Closing the deliberations one can say that each piece that is being written in the name of literature cannot be, quite naturally, up to the literary mark – let alone to be remembered by posterity. Most of these writings fall into the category of pièce d’occasion. But such pieces, occasioned by certain events sometimes transcend the given situation and live on, beyond the time of their creation. Some of the given stuff has remarkable literary value and therefore it might survive longer; the other ones might not be fortune enough, but the fact remains that they too bear a witness to a momentous phenomenon in human history and have transcribed these times on the climate of our minds.

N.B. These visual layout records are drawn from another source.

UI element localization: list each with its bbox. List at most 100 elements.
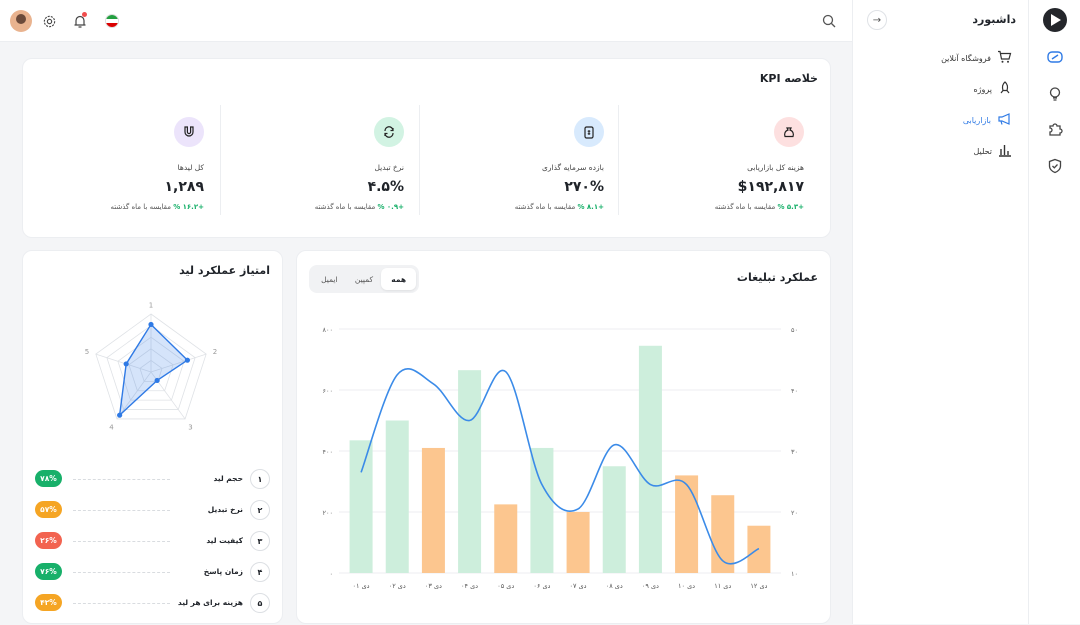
icon-rail (1028, 0, 1080, 624)
x-axis-tick: دی ۰۳ (425, 582, 442, 590)
sidebar-item-label: بازاریابی (962, 115, 991, 125)
tab-email[interactable]: ایمیل (321, 274, 338, 284)
kpi-divider (419, 105, 420, 215)
megaphone-icon (997, 112, 1012, 128)
lead-row-score: ۷۸% (35, 470, 62, 487)
ad-performance-chart: ۰ ۲۰۰ ۴۰۰ ۶۰۰ ۸۰۰ ۱۰ ۲۰ ۳۰ ۴۰ ۵۰ دی ۰۱ دی ۰۲ دی ۰۳ دی… (323, 326, 798, 590)
rocket-icon (998, 81, 1012, 97)
lead-row: ۵ هزینه برای هر لید ۴۲% (35, 593, 270, 613)
sidebar-item-label: تحلیل (973, 146, 992, 156)
lead-row-score: ۴۲% (35, 594, 62, 611)
kpi-compare: +۸.۱ % مقایسه با ماه گذشته (514, 203, 604, 211)
radar-grid-ring (106, 325, 196, 410)
lead-row-name: نرخ تبدیل (207, 505, 243, 514)
chart-line (360, 368, 760, 565)
dotted-leader (73, 541, 170, 542)
x-axis-tick: دی ۰۴ (461, 582, 478, 590)
lead-row-number: ۱ (250, 469, 270, 489)
y-axis-right-tick: ۱۰ (791, 570, 798, 578)
radar-point (184, 357, 191, 363)
collapse-sidebar-button[interactable]: → (867, 10, 887, 30)
kpi-card-marketing-cost: هزینه کل بازاریابی $۱۹۲,۸۱۷ +۵.۳ % مقایس… (630, 105, 830, 225)
tab-campaign[interactable]: کمپین (354, 274, 374, 284)
kpi-value: ۱,۲۸۹ (164, 179, 205, 195)
ad-performance-title: عملکرد تبلیغات (736, 271, 818, 284)
lead-row-number: ۲ (250, 500, 270, 520)
radar-point (154, 377, 160, 384)
sidebar-item-project[interactable]: پروژه (973, 81, 1012, 97)
sidebar-item-marketing[interactable]: بازاریابی (963, 112, 1012, 128)
kpi-divider (618, 105, 619, 215)
x-axis-tick: دی ۰۲ (389, 582, 406, 590)
lead-row-score: ۵۷% (35, 501, 62, 518)
user-avatar[interactable] (10, 10, 32, 32)
x-axis-tick: دی ۰۹ (642, 582, 659, 590)
search-icon[interactable] (820, 12, 838, 30)
y-axis-right-tick: ۲۰ (791, 509, 798, 517)
app-logo-icon[interactable] (1043, 8, 1067, 32)
radar-axis (150, 353, 207, 373)
dotted-leader (73, 572, 170, 573)
cart-icon (997, 50, 1012, 66)
kpi-compare: +۰.۹ % مقایسه با ماه گذشته (314, 203, 404, 211)
chart-bar (421, 447, 445, 573)
sidebar-item-label: فروشگاه آنلاین (941, 53, 991, 63)
sidebar-item-label: پروژه (973, 84, 992, 94)
dotted-leader (73, 510, 170, 511)
kpi-label: کل لیدها (177, 163, 204, 172)
lead-row: ۱ حجم لید ۷۸% (35, 469, 270, 489)
chart-bar (385, 420, 409, 573)
radar-axis-label: 5 (85, 348, 89, 356)
lead-radar-chart: 1 2 3 4 5 (85, 302, 217, 432)
notification-dot (82, 12, 87, 17)
kpi-value: $۱۹۲,۸۱۷ (737, 179, 804, 195)
x-axis-tick: دی ۰۷ (570, 582, 587, 590)
tab-all[interactable]: همه (381, 268, 416, 290)
kpi-label: نرخ تبدیل (374, 163, 404, 172)
x-axis-tick: دی ۰۱ (353, 582, 370, 590)
x-axis-tick: دی ۱۲ (750, 582, 767, 590)
shield-check-icon[interactable] (1046, 157, 1064, 175)
kpi-divider (220, 105, 221, 215)
chart-bar (458, 370, 482, 573)
y-axis-right-tick: ۵۰ (791, 326, 798, 334)
arrow-right-icon: → (872, 14, 882, 26)
kpi-compare: +۱۶.۲ % مقایسه با ماه گذشته (110, 203, 204, 211)
chart-bar (494, 504, 518, 573)
kpi-card-roi: بازده سرمایه گذاری ۲۷۰% +۸.۱ % مقایسه با… (430, 105, 630, 225)
chart-bar (530, 447, 554, 573)
chart-bar (349, 440, 373, 573)
lightbulb-icon[interactable] (1046, 85, 1064, 103)
lead-score-card: امتیاز عملکرد لید 1 2 3 4 5 ۱ حجم لید ۷۸% ۲ … (22, 250, 283, 624)
kpi-title: خلاصه KPI (759, 72, 818, 85)
dotted-leader (73, 603, 170, 604)
radar-grid-ring (95, 313, 207, 420)
lead-row-score: ۷۶% (35, 563, 62, 580)
lead-row-number: ۳ (250, 531, 270, 551)
kpi-summary-card: خلاصه KPI هزینه کل بازاریابی $۱۹۲,۸۱۷ +۵… (22, 58, 831, 238)
lead-row-name: حجم لید (213, 474, 243, 483)
kpi-label: بازده سرمایه گذاری (542, 163, 604, 172)
lead-row-score: ۲۶% (35, 532, 62, 549)
radar-point (123, 361, 129, 367)
lead-row-name: کیفیت لید (206, 536, 243, 545)
sidebar-item-analytics[interactable]: تحلیل (973, 143, 1012, 159)
dotted-leader (73, 479, 170, 480)
kpi-compare: +۵.۳ % مقایسه با ماه گذشته (714, 203, 804, 211)
radar-axis-label: 2 (213, 348, 217, 356)
sidebar-title: داشبورد (972, 13, 1016, 26)
sidebar-item-online-store[interactable]: فروشگاه آنلاین (941, 50, 1012, 66)
radar-axis-label: 1 (149, 302, 153, 310)
radar-grid-ring (128, 348, 174, 392)
puzzle-icon[interactable] (1046, 120, 1064, 138)
language-flag-icon[interactable] (103, 12, 121, 30)
magnet-icon (174, 117, 204, 147)
radar-point (117, 412, 123, 418)
notification-bell-icon[interactable] (71, 12, 89, 30)
x-axis-tick: دی ۰۸ (606, 582, 623, 590)
y-axis-left-tick: ۶۰۰ (323, 387, 333, 395)
kpi-card-conversion: نرخ تبدیل ۴.۵% +۰.۹ % مقایسه با ماه گذشت… (230, 105, 430, 225)
settings-gear-icon[interactable] (40, 12, 58, 30)
dashboard-gauge-icon[interactable] (1046, 48, 1064, 66)
lead-row-name: زمان پاسخ (203, 567, 243, 576)
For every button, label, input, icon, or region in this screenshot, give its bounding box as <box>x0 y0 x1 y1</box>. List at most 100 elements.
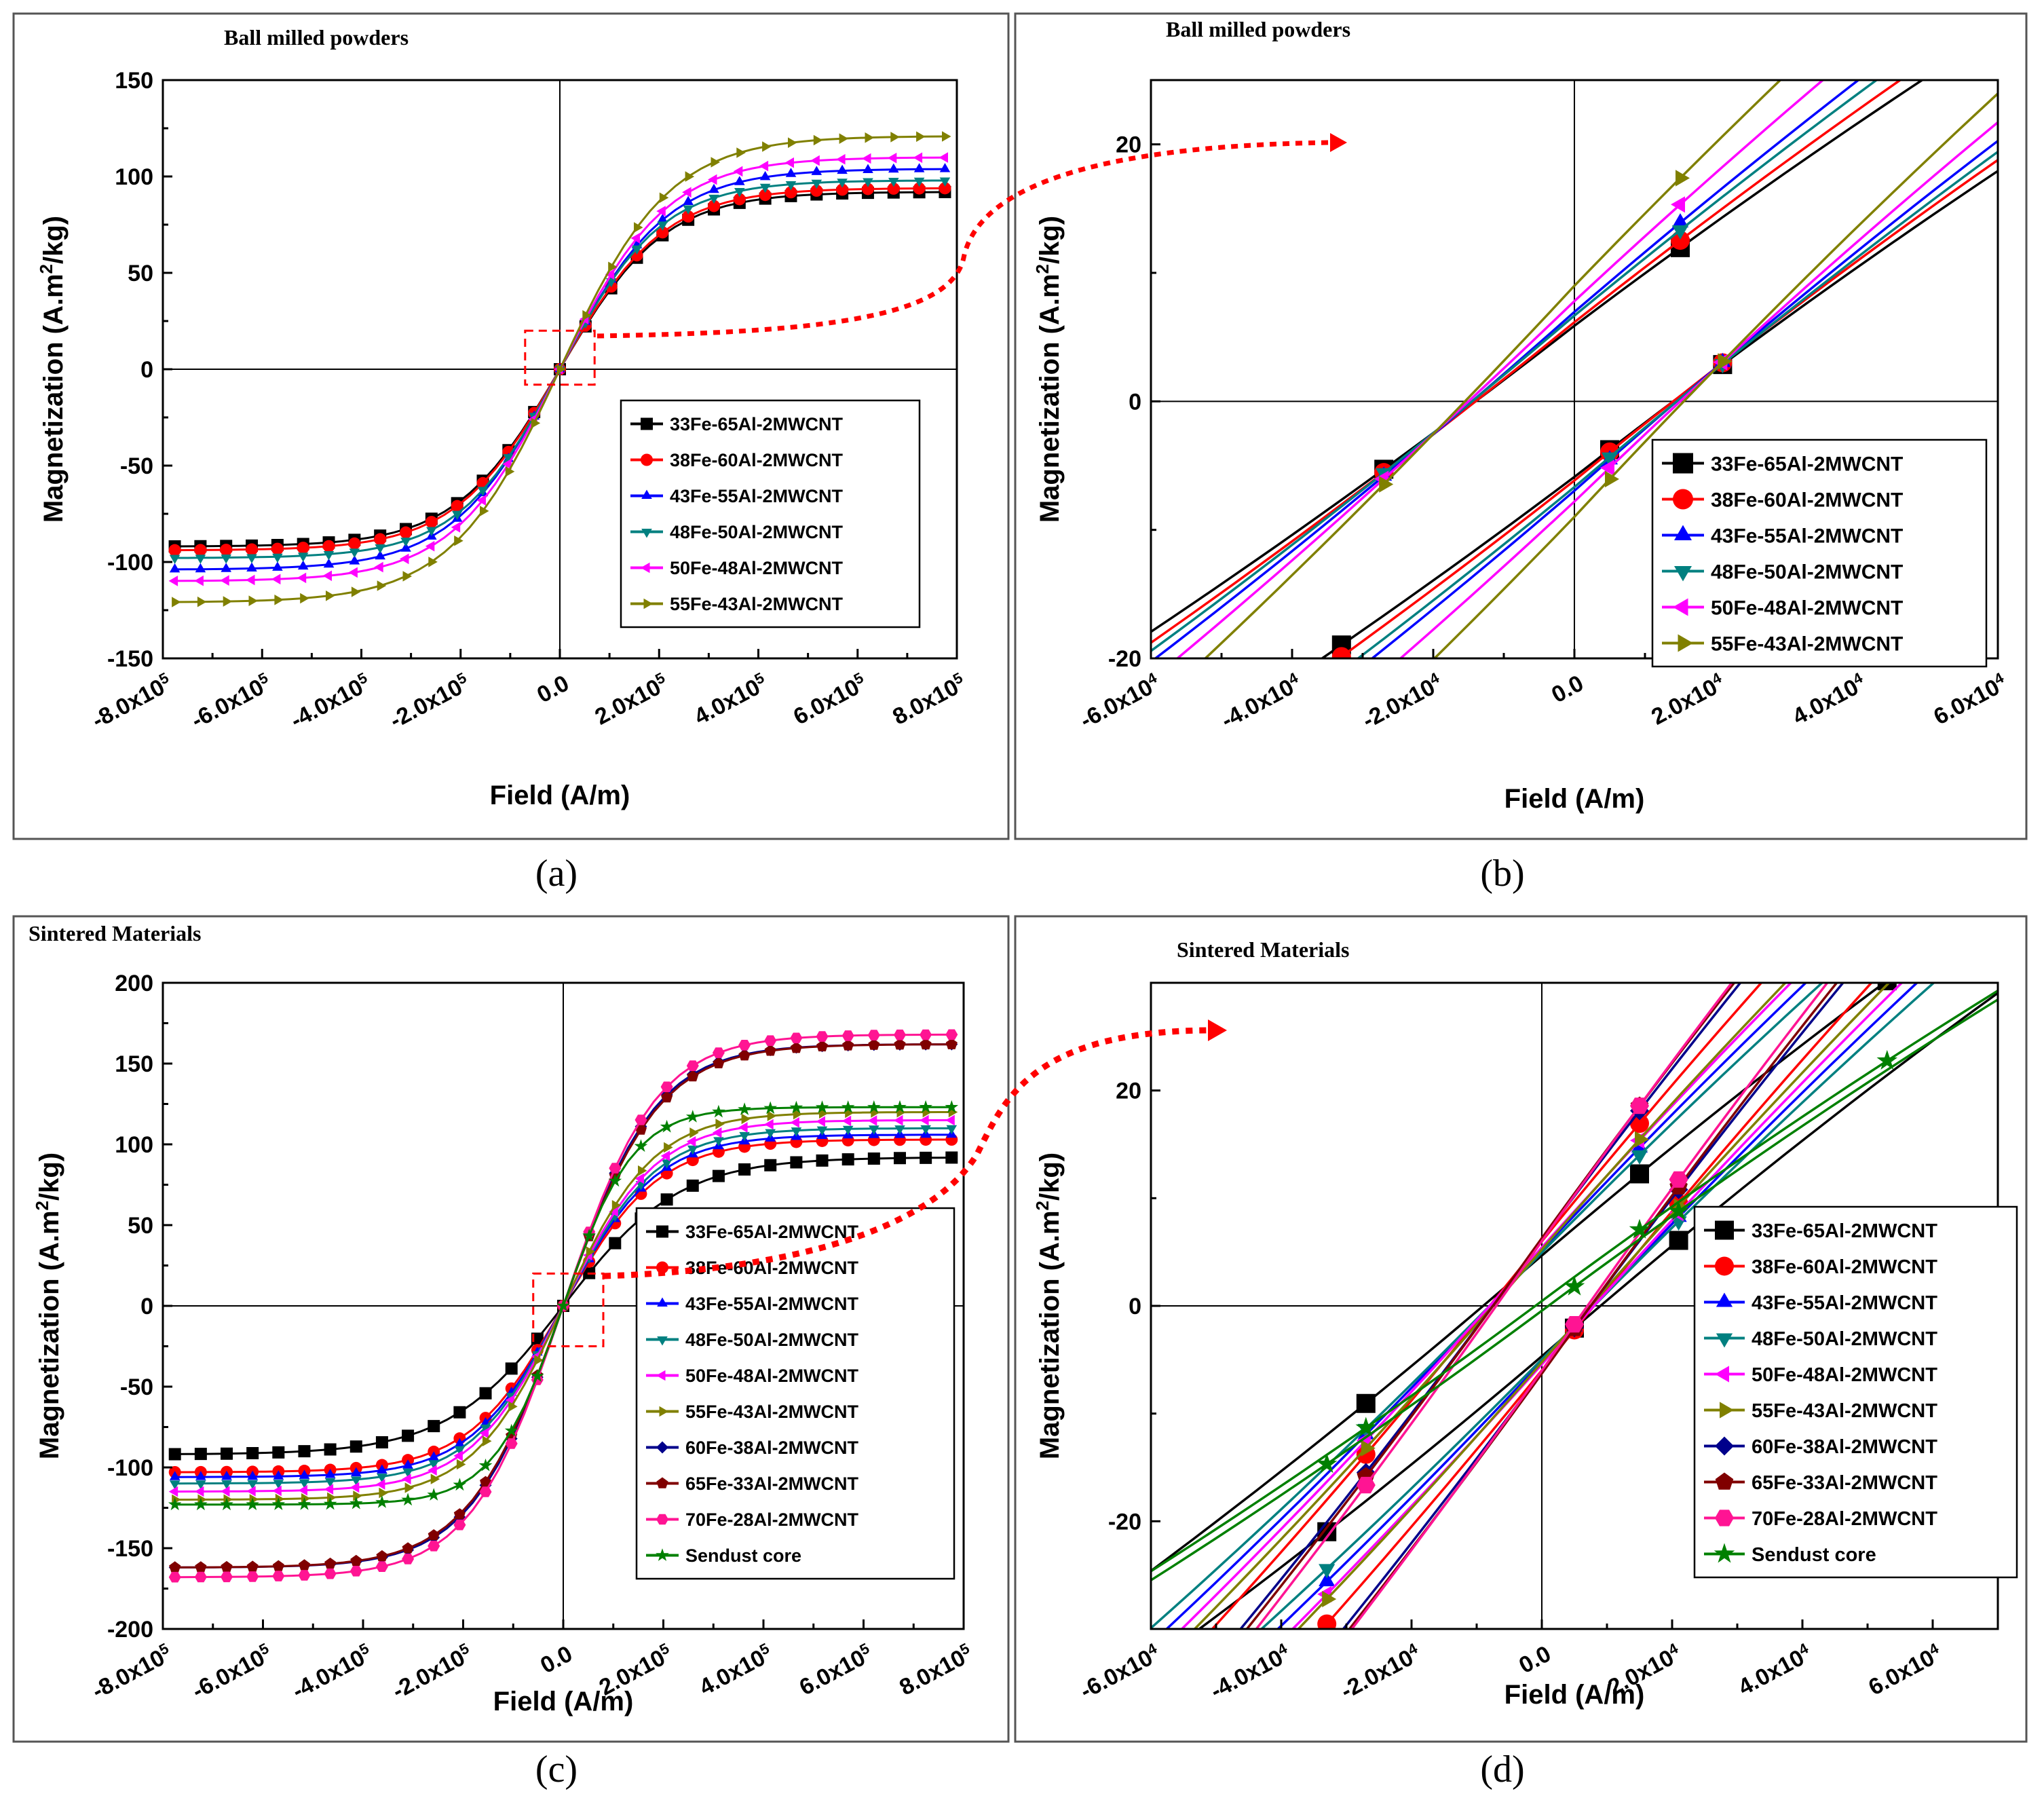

Aftab Husain (Pakistan/Austria) is an eminent name in modern Ghazal poetry from South Asia. In addition to Urdu, he writes in English both poems and literary essays and translates from German to Urdu and vice versa. He earned his doctorate in comparative literature from Vienna University where he teaches South Asian Literature and Culture. He has four collections of poetry and three of books of translations – from German into Urdu – to his credit. He was a fellow of Heinrich-Böll-Haus, Germany as well as the ‘Writer of Exile’ of Vienna City. His poems have been translated into many languages. He is a member of the Austrian PEN and co-edits a bilingual magazine – Words & Worlds –  for migrant literature.